New Bridge in Kennington
Local Path Warden Jim Parke notified the OCC of the potentially dangerous crossing of the stream that marks the boundary of Kennington and Radley parishes in Lower Sugworth Copse. The footpath is popular with local walkers and the planks across the stream could be very slippery. The OCC had the project on their books but no doubt the prompting from Jim raised its importance and a new bridge has recently been installed. The photos show the stream crossing before and after - a great improvement - and probably some broken bones prevented!
New Stile in Radley
A nice new stile has been installed along the hedge dividing the two playing fields in Radley.
Welcome work by the OCC Countryside Service
For some time we have notified OCC of a stretch of overgrown path which had inadequate stiles at either end. This is on path 373/17, leading off the Drayton to Sutton Courtenay road (almost opposite the end of Peep-O-Day lane). Council workers have now removed the top bar of both stiles and provided a step for the stile at the south end of the stretch. The photographs show before and after the work, showing how difficult it was to negotiate both stiles (top two) - and the improvements made. Well done the Countryside Service!
Bloomers Hole Bridge
Our Footpath Secretary John Orchard is a member of the Oxfordshire Local Access Forum and also reviews all local planning applications which might affect rights of way. As it happens his is also the Chairman of the Area Footpath Subcommittee. We work with the local authority to keep our local rights of way open well signposted and unobstructed. The photo shows the bridge at Bloomers Hole over the River Thames between Buscot and Lechlade. It was achieved after much hard work on the part of a previous group footpath secretary, Hugh Crawley. Its advent obviated a long detour away from the Thames and crossing St John's Bridge over which there is no pavement.

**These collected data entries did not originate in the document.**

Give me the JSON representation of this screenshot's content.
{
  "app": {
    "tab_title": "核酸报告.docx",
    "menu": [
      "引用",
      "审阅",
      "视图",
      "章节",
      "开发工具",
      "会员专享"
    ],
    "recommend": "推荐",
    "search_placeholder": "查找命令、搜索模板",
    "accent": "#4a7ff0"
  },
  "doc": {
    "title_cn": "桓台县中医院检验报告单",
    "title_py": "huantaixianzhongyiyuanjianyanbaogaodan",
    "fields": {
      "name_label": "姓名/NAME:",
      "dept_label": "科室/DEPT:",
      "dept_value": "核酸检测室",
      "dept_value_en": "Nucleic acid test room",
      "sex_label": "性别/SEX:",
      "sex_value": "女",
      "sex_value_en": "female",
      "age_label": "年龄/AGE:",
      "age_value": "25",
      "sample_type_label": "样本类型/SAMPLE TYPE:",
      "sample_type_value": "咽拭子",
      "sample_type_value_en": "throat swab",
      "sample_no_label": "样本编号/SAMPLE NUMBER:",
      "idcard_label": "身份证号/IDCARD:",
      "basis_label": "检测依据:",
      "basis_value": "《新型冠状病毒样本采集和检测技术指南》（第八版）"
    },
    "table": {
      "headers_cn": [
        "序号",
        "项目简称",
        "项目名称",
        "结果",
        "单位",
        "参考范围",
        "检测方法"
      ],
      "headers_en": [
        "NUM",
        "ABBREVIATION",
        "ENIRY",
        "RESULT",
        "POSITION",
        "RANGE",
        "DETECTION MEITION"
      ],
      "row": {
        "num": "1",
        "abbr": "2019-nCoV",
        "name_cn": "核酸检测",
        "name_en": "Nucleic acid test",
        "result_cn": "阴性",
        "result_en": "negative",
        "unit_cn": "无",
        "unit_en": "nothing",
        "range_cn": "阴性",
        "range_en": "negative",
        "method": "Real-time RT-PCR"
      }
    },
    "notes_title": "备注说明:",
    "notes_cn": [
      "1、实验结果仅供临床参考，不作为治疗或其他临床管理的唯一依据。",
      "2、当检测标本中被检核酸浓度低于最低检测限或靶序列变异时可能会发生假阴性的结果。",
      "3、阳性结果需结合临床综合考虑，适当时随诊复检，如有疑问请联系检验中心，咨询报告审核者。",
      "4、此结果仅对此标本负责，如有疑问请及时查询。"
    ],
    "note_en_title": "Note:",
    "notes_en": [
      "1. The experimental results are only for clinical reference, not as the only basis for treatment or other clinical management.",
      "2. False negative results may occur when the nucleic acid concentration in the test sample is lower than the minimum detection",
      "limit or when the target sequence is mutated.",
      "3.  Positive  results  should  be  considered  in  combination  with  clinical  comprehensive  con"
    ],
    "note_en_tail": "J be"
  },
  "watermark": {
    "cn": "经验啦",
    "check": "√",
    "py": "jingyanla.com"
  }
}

In 2007-08 we took part in the Use Your Paths Challenge and successfully walked every path in the Vale inside 12 months against the national target of 18 months. The photo shows a dead end path east of the A338 north east of East Hanney which most people will never see, but was all part of the UYP challenge! Check out SU445943.
A perhaps more historical experience of the project can be seen in these photos which show a fairly intact lock on the disused Wilts Berks canal south east of East Hanney.
The application to record the right of way over the Thame at Chippinghurst still awaits action by Oxfordshire after more than 6 years, and is likely to be at least another 6 before a start is made. The secretary of state for the environment has been asked again to assess the position and its implication for other lost-ways cases. At present we are 18th in the list and, upto now, an average of 3 cases are dealt with each year. A change in working policy and increased resources are needed.
The big issues with footpaths in the Vale are currently the in-fill of Radley Lakes, see the campaign website and the planned Upper Thames Reservoir.